Python Dataframe – How to Use Polars When-Then-Otherwise on Multiple Output Columns at Once

dataframepythonpython-polars

Assume I have this dataframe

import polars as pl

df = pl.DataFrame({
    'item':         ['CASH', 'CHECK', 'DEBT', 'CHECK', 'CREDIT', 'CASH'],
    'quantity':     [100, -20, 0, 10, 0, 0],
    'value':        [99, 47, None, 90, None, 120],
    'value_other':  [97, 57, None, 91, None, 110],
    'value_other2': [94, 37, None, 93, None, 115],
})
┌────────┬──────────┬───────┬─────────────┬──────────────┐
│ item   ┆ quantity ┆ value ┆ value_other ┆ value_other2 │
│ ---    ┆ ---      ┆ ---   ┆ ---         ┆ ---          │
│ str    ┆ i64      ┆ i64   ┆ i64         ┆ i64          │
╞════════╪══════════╪═══════╪═════════════╪══════════════╡
│ CASH   ┆ 100      ┆ 99    ┆ 97          ┆ 94           │
│ CHECK  ┆ -20      ┆ 47    ┆ 57          ┆ 37           │
│ DEBT   ┆ 0        ┆ null  ┆ null        ┆ null         │
│ CHECK  ┆ 10       ┆ 90    ┆ 91          ┆ 93           │
│ CREDIT ┆ 0        ┆ null  ┆ null        ┆ null         │
│ CASH   ┆ 0        ┆ 120   ┆ 110         ┆ 115          │
└────────┴──────────┴───────┴─────────────┴──────────────┘

Now I want to set all value columns to 0 for all rows where value is null and quantity == 0.

Right now I have this solution

cols = ['value', 'value_other', 'value_other2']
df   = df.with_columns([
    pl.when(pl.col('value').is_null() & (pl.col('quantity') == 0))
    .then(0)
    .otherwise(pl.col(col))
    .alias(col)
    for col in cols
])

which correctly gives

┌────────┬──────────┬───────┬─────────────┬──────────────┐
│ item   ┆ quantity ┆ value ┆ value_other ┆ value_other2 │
│ ---    ┆ ---      ┆ ---   ┆ ---         ┆ ---          │
│ str    ┆ i64      ┆ i64   ┆ i64         ┆ i64          │
╞════════╪══════════╪═══════╪═════════════╪══════════════╡
│ CASH   ┆ 100      ┆ 99    ┆ 97          ┆ 94           │
│ CHECK  ┆ -20      ┆ 47    ┆ 57          ┆ 37           │
│ DEBT   ┆ 0        ┆ 0     ┆ 0           ┆ 0            │
│ CHECK  ┆ 10       ┆ 90    ┆ 91          ┆ 93           │
│ CREDIT ┆ 0        ┆ 0     ┆ 0           ┆ 0            │
│ CASH   ┆ 0        ┆ 120   ┆ 110         ┆ 115          │
└────────┴──────────┴───────┴─────────────┴──────────────┘

However, I feel this is very inefficient as my when condition is executed for every value column.
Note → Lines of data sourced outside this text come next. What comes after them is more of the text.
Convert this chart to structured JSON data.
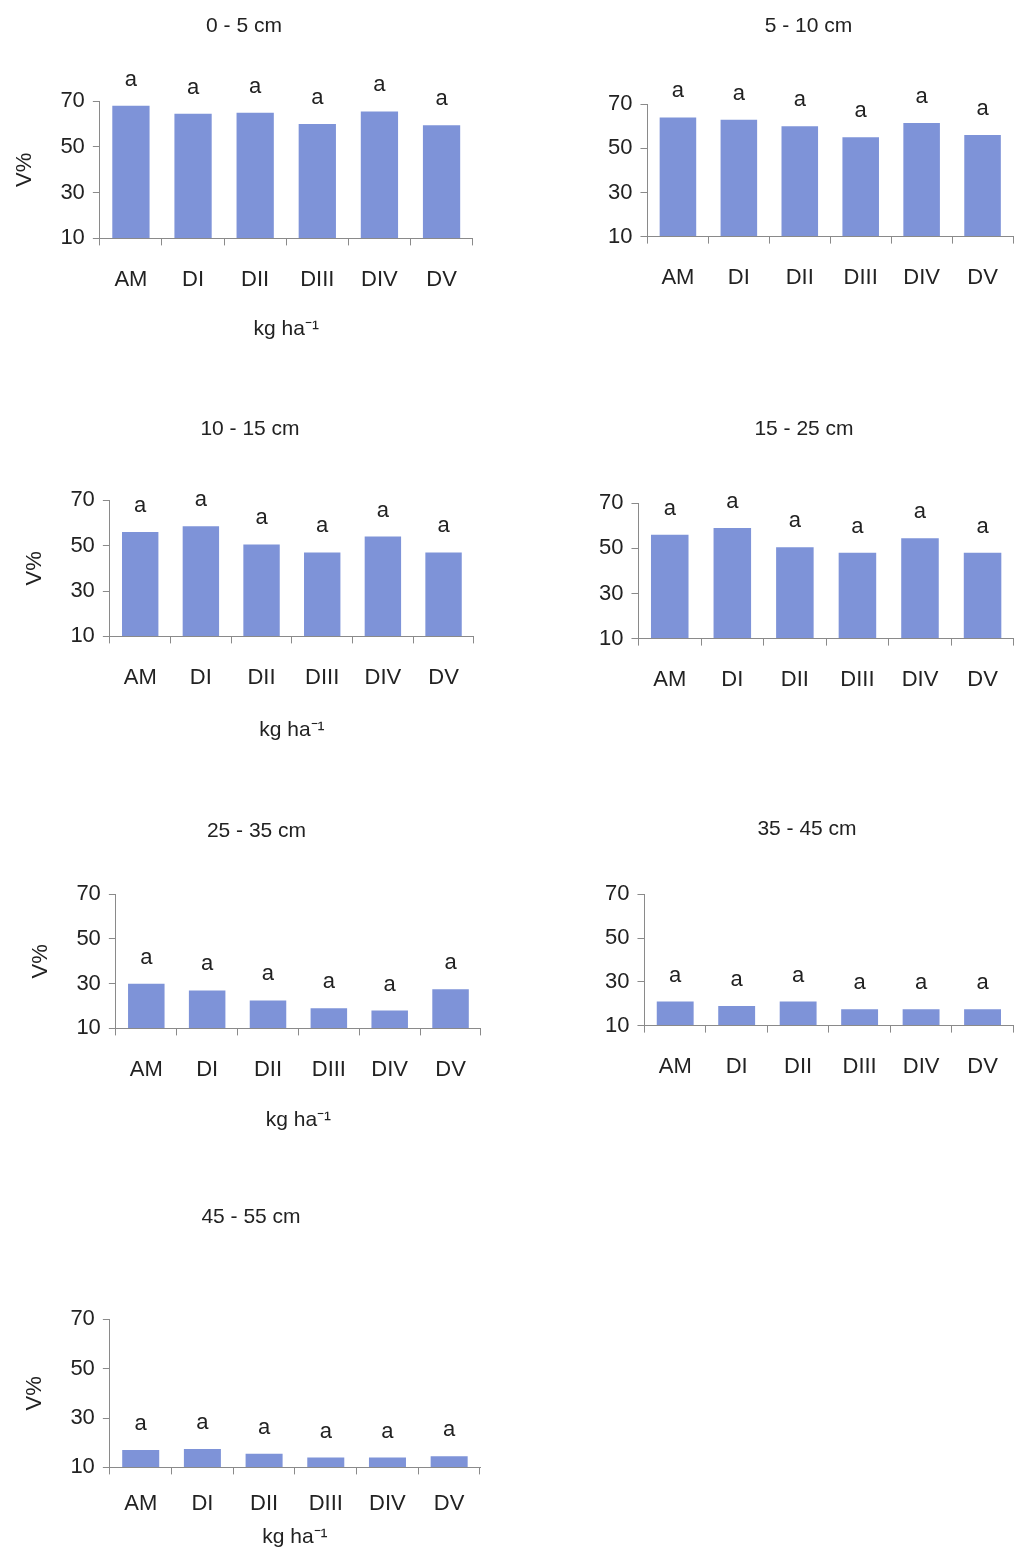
{
  "chart_data": [
    {
      "type": "bar",
      "title": "0 - 5 cm",
      "ylabel": "V%",
      "xlabel": "kg ha⁻¹",
      "categories": [
        "AM",
        "DI",
        "DII",
        "DIII",
        "DIV",
        "DV"
      ],
      "values": [
        68,
        64.5,
        65,
        60,
        65.5,
        59.5
      ],
      "color": "#7e93d8",
      "ylim": [
        10,
        70
      ],
      "yticks": [
        10,
        30,
        50,
        70
      ],
      "value_labels": [
        "a",
        "a",
        "a",
        "a",
        "a",
        "a"
      ]
    },
    {
      "type": "bar",
      "title": "5 - 10 cm",
      "categories": [
        "AM",
        "DI",
        "DII",
        "DIII",
        "DIV",
        "DV"
      ],
      "values": [
        64,
        63,
        60,
        55,
        61.5,
        56
      ],
      "color": "#7e93d8",
      "ylim": [
        10,
        70
      ],
      "yticks": [
        10,
        30,
        50,
        70
      ],
      "value_labels": [
        "a",
        "a",
        "a",
        "a",
        "a",
        "a"
      ]
    },
    {
      "type": "bar",
      "title": "10 - 15 cm",
      "ylabel": "V%",
      "xlabel": "kg ha⁻¹",
      "categories": [
        "AM",
        "DI",
        "DII",
        "DIII",
        "DIV",
        "DV"
      ],
      "values": [
        56,
        58.5,
        50.5,
        47,
        54,
        47
      ],
      "color": "#7e93d8",
      "ylim": [
        10,
        70
      ],
      "yticks": [
        10,
        30,
        50,
        70
      ],
      "value_labels": [
        "a",
        "a",
        "a",
        "a",
        "a",
        "a"
      ]
    },
    {
      "type": "bar",
      "title": "15 - 25 cm",
      "categories": [
        "AM",
        "DI",
        "DII",
        "DIII",
        "DIV",
        "DV"
      ],
      "values": [
        56,
        59,
        50.5,
        48,
        54.5,
        48
      ],
      "color": "#7e93d8",
      "ylim": [
        10,
        70
      ],
      "yticks": [
        10,
        30,
        50,
        70
      ],
      "value_labels": [
        "a",
        "a",
        "a",
        "a",
        "a",
        "a"
      ]
    },
    {
      "type": "bar",
      "title": "25 - 35 cm",
      "ylabel": "V%",
      "xlabel": "kg ha⁻¹",
      "categories": [
        "AM",
        "DI",
        "DII",
        "DIII",
        "DIV",
        "DV"
      ],
      "values": [
        30,
        27,
        22.5,
        19,
        18,
        27.5
      ],
      "color": "#7e93d8",
      "ylim": [
        10,
        70
      ],
      "yticks": [
        10,
        30,
        50,
        70
      ],
      "value_labels": [
        "a",
        "a",
        "a",
        "a",
        "a",
        "a"
      ]
    },
    {
      "type": "bar",
      "title": "35 - 45 cm",
      "categories": [
        "AM",
        "DI",
        "DII",
        "DIII",
        "DIV",
        "DV"
      ],
      "values": [
        21,
        19,
        21,
        17.5,
        17.5,
        17.5
      ],
      "color": "#7e93d8",
      "ylim": [
        10,
        70
      ],
      "yticks": [
        10,
        30,
        50,
        70
      ],
      "value_labels": [
        "a",
        "a",
        "a",
        "a",
        "a",
        "a"
      ]
    },
    {
      "type": "bar",
      "title": "45 - 55 cm",
      "ylabel": "V%",
      "xlabel": "kg ha⁻¹",
      "categories": [
        "AM",
        "DI",
        "DII",
        "DIII",
        "DIV",
        "DV"
      ],
      "values": [
        17,
        17.5,
        15.5,
        14,
        14,
        14.5
      ],
      "color": "#7e93d8",
      "ylim": [
        10,
        70
      ],
      "yticks": [
        10,
        30,
        50,
        70
      ],
      "value_labels": [
        "a",
        "a",
        "a",
        "a",
        "a",
        "a"
      ]
    }
  ]
}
Is there a way to achieve this using only polar internal functions & without the native for-loop?

Best Answer

Apply the condition to all columns at once. Also replace alias by name.keep:

cols = ['value', 'value_other', 'value_other2']

(df.with_columns(
    pl.when(pl.col('value').is_null() & (pl.col('quantity') == 0))
    .then(0)
    .otherwise(pl.col(cols))
    .name.keep()
))

Output:

┌────────┬──────────┬───────┬─────────────┬──────────────┐
│ item   ┆ quantity ┆ value ┆ value_other ┆ value_other2 │
│ ---    ┆ ---      ┆ ---   ┆ ---         ┆ ---          │
│ str    ┆ i64      ┆ i64   ┆ i64         ┆ i64          │
╞════════╪══════════╪═══════╪═════════════╪══════════════╡
│ CASH   ┆ 100      ┆ 99    ┆ 97          ┆ 94           │
│ CHECK  ┆ -20      ┆ 47    ┆ 57          ┆ 37           │
│ DEBT   ┆ 0        ┆ 0     ┆ 0           ┆ 0            │
│ CHECK  ┆ 10       ┆ 90    ┆ 91          ┆ 93           │
│ CREDIT ┆ 0        ┆ 0     ┆ 0           ┆ 0            │
│ CASH   ┆ 0        ┆ 120   ┆ 110         ┆ 115          │
└────────┴──────────┴───────┴─────────────┴──────────────┘